Variations in Reserve Ratios
Banks are required to maintain a certain percentage of their deposits in the form of reserves or balances with the RBI
It is called Cash Reserve Ratio or CRR
Since reserves are high-powered money or base money, by varying CRR, RBI can reduce or add to the bank’s required reserves and thus affect bank’s ability to lend.
Discount Rate (Bank Rate)
Discount rate is the rate of interest charged by the central bank for providing funds or loans to the banking system.
Funds are provided either through lending directly or rediscounting or buying commercial bills and treasury bills.
Raising Bank Rate raises cost of borrowing by commercial banks, causing reduction in credit volume to the banks, and decline in money supply.

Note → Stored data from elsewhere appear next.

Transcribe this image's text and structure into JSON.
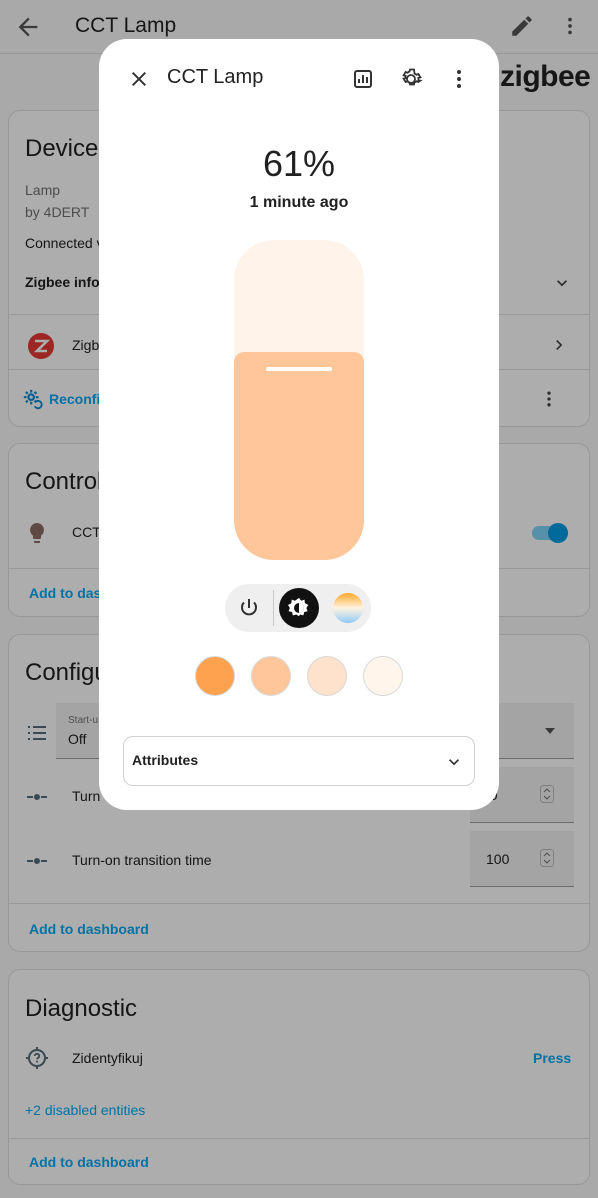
{
  "topbar": {
    "title": "CCT Lamp"
  },
  "brand": {
    "logo_text": "zigbee"
  },
  "device_card": {
    "title": "Device",
    "model": "Lamp",
    "manufacturer": "by 4DERT",
    "connected": "Connected v",
    "zigbee_info": "Zigbee info",
    "integration_label": "Zigb",
    "reconfigure_label": "Reconfig"
  },
  "controls_card": {
    "title": "Control",
    "entity_label": "CCT",
    "add_to_dashboard": "Add to dash"
  },
  "config_card": {
    "title": "Configu",
    "startup_field_label": "Start-u",
    "startup_field_value": "Off",
    "row1_label": "Turn",
    "row1_value": "00",
    "row2_label": "Turn-on transition time",
    "row2_value": "100",
    "add_to_dashboard": "Add to dashboard"
  },
  "diagnostic_card": {
    "title": "Diagnostic",
    "identify_label": "Zidentyfikuj",
    "press_label": "Press",
    "disabled_entities": "+2 disabled entities",
    "add_to_dashboard": "Add to dashboard"
  },
  "dialog": {
    "title": "CCT Lamp",
    "brightness_text": "61%",
    "brightness_level": 0.61,
    "last_changed": "1 minute ago",
    "attributes_label": "Attributes",
    "swatch_colors": [
      "#ffa24f",
      "#ffc799",
      "#ffe2cc",
      "#fff5eb"
    ]
  },
  "colors": {
    "accent": "#03a9f4",
    "switch_on": "#039be5",
    "slider_fill": "#ffc799",
    "slider_track": "#fff3ea",
    "zigbee_red": "#e53935",
    "bulb_brown": "#8d6e63"
  },
  "icons": {
    "back": "arrow-left-icon",
    "edit": "pencil-icon",
    "more": "dots-vertical-icon",
    "close": "close-icon",
    "history": "chart-box-icon",
    "settings": "cog-icon",
    "power": "power-icon",
    "brightness": "brightness-icon",
    "color_temp": "color-temperature-icon"
  }
}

Variation in Bank Rate has an effect on the domestic interest rate, especially the short term rates.
Market regards the increase in Bank rate as the official signal for beginning of a tight money situation.
Open Market Operations (OMOs)
OMOs involve buying (outright or temporary) and selling of govt securities by the central bank, from or to the public and banks.
RBI when purchases securities, pays the amount of money by crediting the reserve deposit account of the seller’s bank, which in turn credits the seller’s deposit account in that bank.